Hong Kong might seem an unlikely setting for popular democratic struggle. Yet on the 1st of July 2014, in the greatest public demonstration since the 2003 rally to mark the anniversary of Hong Kong’s return its motherland, over half a million people took to the streets.
Among the many slogans and appeals, two stood out. Firstly, down with the Chief Executive. The deeply unpopular head of the special administrative region of Hong Kong, elected on the 1st of July 2012 by 689 of 1,200 electors in an election that was closely monitored and controlled by Beijing. Secondly, a call for genuine democratic elections for a new Chief Executive in 2017, without Beijing sanctioning the candidates.
According to Beijing’s interpretation of the Basic Law (the mini-constitution of Hong Kong) the next Chief Executive election can be held in 2017. The local opposition believe elections should have been held in 2007. Those who took to the streets on the 1st of July want genuinely democratic elections, without interference from Beijing. After the July 1st rally a few thousand people decided to stay in the Central District to “rehearse” Occupy Central: a civil disobedience movement led by two professors and one clergyman to fight for genuine elections. A real occupation will occur if Beijing attempts to control who can stand for election in 2017. This could happen as early as next month when Beijing officially responds to the request. Police arrested over five hundred people during the 1st of July demonstrations. Amongst them over a dozen social workers and social work students. So far, the police have made no charges.

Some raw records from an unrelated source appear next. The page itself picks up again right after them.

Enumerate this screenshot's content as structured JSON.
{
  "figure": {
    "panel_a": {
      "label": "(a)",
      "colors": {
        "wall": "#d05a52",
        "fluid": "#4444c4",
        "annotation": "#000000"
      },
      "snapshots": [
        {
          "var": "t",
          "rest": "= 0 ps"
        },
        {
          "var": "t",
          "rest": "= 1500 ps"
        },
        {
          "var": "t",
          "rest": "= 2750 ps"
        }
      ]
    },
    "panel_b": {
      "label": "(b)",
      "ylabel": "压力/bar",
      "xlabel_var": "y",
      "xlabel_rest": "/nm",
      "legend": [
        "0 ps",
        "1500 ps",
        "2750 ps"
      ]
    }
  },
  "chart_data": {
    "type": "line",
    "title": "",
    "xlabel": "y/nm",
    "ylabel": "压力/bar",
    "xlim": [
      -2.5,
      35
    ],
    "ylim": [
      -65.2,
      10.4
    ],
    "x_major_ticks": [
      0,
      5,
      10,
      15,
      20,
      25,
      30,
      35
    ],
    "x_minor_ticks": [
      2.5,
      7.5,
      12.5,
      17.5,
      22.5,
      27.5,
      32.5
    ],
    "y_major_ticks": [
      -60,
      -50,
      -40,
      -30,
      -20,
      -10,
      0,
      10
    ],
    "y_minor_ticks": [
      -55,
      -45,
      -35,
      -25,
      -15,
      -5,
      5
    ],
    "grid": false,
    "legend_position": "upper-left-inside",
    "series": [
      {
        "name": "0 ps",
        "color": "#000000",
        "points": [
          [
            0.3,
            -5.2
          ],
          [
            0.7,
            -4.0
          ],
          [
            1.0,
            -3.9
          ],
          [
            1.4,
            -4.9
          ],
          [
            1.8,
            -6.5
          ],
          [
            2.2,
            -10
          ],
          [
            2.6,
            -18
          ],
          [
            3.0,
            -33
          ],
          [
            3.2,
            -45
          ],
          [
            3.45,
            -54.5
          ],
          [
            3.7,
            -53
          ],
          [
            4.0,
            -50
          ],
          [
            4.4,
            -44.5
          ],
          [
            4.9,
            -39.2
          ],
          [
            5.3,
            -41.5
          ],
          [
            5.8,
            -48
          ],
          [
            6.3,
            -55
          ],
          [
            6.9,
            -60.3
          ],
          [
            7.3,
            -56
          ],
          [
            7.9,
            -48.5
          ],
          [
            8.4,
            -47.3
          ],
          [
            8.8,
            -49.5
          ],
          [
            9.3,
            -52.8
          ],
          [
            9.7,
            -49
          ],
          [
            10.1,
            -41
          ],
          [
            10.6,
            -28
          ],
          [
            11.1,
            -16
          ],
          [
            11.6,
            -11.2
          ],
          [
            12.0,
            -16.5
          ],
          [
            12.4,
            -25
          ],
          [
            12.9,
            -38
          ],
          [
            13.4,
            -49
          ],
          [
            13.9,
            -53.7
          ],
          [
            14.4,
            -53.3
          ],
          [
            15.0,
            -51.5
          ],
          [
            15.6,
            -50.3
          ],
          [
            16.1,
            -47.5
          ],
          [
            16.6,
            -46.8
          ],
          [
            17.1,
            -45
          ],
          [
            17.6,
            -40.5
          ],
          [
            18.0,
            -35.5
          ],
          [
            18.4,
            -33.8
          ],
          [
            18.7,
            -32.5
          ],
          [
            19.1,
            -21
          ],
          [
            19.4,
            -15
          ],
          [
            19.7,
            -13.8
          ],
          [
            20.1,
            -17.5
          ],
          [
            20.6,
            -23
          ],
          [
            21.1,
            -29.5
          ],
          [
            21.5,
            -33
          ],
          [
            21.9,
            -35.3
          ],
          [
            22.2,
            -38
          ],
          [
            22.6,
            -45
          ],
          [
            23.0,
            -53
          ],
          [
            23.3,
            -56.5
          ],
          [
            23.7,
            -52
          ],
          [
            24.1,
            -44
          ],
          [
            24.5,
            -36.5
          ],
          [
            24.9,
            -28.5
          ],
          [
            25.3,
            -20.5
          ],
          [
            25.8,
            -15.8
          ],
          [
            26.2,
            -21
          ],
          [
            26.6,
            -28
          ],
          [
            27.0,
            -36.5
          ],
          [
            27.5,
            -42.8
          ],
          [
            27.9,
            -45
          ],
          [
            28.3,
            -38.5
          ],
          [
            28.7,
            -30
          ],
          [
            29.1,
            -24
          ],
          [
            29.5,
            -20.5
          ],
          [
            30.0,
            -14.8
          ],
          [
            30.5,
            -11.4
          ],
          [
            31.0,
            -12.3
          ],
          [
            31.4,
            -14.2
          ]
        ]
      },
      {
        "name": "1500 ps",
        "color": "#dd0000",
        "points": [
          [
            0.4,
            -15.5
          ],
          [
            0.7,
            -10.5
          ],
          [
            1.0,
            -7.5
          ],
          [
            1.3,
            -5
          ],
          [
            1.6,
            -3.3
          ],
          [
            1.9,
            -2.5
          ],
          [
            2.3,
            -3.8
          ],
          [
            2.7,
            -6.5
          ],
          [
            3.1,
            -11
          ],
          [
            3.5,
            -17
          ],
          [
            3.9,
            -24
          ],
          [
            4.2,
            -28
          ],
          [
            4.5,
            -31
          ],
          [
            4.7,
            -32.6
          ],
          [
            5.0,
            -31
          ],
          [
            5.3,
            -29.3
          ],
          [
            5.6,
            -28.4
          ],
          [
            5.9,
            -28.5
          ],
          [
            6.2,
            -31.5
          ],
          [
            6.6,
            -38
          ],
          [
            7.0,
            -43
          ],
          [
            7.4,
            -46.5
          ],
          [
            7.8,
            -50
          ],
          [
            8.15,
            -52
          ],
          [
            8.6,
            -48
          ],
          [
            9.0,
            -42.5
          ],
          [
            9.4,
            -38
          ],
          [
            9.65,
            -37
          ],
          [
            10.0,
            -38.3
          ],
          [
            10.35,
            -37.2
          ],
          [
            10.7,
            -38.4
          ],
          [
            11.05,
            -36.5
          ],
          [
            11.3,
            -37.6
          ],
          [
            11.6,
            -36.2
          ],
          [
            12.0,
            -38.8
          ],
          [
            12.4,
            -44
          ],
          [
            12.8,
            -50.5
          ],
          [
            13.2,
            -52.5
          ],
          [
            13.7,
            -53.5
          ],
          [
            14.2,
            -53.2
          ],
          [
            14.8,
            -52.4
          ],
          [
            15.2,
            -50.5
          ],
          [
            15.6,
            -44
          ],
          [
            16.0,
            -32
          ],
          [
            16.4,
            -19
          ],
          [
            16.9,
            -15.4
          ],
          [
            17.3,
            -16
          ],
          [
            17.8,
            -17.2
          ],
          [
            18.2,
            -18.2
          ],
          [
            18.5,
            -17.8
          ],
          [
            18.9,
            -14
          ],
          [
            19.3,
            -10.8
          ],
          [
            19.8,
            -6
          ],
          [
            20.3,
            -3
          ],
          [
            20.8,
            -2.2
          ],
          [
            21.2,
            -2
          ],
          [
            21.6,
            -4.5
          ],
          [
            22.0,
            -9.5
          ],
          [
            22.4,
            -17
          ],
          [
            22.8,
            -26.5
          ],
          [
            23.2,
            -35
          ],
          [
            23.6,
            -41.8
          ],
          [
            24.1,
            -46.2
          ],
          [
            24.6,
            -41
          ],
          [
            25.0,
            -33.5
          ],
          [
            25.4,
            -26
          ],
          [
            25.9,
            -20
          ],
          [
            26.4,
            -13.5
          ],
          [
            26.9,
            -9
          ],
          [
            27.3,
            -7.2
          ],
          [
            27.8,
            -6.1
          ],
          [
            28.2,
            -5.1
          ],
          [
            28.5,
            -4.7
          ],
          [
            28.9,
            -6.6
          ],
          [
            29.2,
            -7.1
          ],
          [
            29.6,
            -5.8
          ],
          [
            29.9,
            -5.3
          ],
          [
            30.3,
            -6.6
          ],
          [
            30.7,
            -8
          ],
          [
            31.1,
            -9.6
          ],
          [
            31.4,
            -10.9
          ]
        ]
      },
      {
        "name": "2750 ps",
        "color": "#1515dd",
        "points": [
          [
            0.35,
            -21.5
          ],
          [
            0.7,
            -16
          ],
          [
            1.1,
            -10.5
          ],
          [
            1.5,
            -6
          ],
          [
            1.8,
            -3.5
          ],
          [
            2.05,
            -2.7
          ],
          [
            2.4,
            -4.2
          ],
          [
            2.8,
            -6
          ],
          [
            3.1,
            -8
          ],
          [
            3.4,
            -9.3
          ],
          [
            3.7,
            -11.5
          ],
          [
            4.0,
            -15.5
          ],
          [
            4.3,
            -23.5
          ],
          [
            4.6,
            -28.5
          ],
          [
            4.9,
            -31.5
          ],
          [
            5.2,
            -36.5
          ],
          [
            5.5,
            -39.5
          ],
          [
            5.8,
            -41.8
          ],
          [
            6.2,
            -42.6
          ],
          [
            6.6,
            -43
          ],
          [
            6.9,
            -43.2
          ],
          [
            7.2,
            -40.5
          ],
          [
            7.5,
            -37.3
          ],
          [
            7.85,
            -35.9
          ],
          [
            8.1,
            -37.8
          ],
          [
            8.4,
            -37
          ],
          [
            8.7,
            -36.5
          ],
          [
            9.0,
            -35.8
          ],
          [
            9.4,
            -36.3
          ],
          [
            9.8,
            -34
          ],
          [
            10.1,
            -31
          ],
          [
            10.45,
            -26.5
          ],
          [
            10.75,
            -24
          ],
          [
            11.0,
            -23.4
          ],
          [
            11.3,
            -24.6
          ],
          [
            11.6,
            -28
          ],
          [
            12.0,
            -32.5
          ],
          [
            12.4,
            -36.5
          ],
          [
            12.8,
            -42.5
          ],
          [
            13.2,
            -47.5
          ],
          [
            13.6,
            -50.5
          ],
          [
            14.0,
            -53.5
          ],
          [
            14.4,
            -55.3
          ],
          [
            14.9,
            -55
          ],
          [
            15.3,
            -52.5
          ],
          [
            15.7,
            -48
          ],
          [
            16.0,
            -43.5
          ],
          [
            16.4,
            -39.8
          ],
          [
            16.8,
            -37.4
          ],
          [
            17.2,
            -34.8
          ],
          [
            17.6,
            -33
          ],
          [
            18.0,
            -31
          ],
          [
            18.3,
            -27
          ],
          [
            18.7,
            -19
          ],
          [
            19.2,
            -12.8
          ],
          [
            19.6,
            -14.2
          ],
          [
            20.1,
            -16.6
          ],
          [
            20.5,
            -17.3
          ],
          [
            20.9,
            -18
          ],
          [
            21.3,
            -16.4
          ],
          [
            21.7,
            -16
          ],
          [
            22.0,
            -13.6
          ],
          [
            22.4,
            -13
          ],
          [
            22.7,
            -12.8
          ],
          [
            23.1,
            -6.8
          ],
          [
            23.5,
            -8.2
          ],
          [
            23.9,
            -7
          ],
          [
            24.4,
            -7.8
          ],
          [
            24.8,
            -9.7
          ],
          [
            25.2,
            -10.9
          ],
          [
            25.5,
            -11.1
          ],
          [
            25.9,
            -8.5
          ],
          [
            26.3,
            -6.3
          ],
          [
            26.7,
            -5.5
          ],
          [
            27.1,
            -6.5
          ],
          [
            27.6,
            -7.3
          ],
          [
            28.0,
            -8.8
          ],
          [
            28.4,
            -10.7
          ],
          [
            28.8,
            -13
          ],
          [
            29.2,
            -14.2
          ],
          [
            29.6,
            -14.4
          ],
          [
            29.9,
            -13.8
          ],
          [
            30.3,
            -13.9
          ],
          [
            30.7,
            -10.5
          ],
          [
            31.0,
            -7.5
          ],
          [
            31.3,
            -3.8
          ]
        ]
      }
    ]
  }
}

On the cyber-front, the Occupy Central movement hosted an online civil “referendum” – a term that triggers much hostility from the Beijing government – to allow the public to vote on their preference for Chief Executive candidate nomination mechanism. All three choices had elements of nomination by citizens. Nearly 680,000 took part in the online referendum, and another 100,000 participated off-line. During the referendum massive and sophisticated distributed denial of service (DDoS) attacks – unprecedented in Internet history – were launched against the servers running it. According to CloudFlare the attacks came in the scale of 300 GBPs at its peak. CloudFlare was the only web-service provider, out of four, who decided to continue its service and fought the attack by setting up a series of DNS sinkholes that stonewalled the attack traffic. The online referendum was successfully completed.
In order not to lose on the public opinion front, Beijing orchestrated a series of actions. Firstly, a campaign to collect signatures of local supporters to oppose Occupy Central collected over 800,000 signatures. Secondly, Beijing applied pressure on all media who supported the opposition. A few days ago, an outspoken online newspaper, the House News (inspired by the Huffington Post) decided to shut down. The publisher said he sensed great fear in running the newspaper. Pressure was applied on local businesses not to place advertisements in media that support the opposition, making the newspaper financially unviable. The print media has largely been tamed, it is now the turn of online media.
The battle for democracy on the ground and online will continue. More will be coming.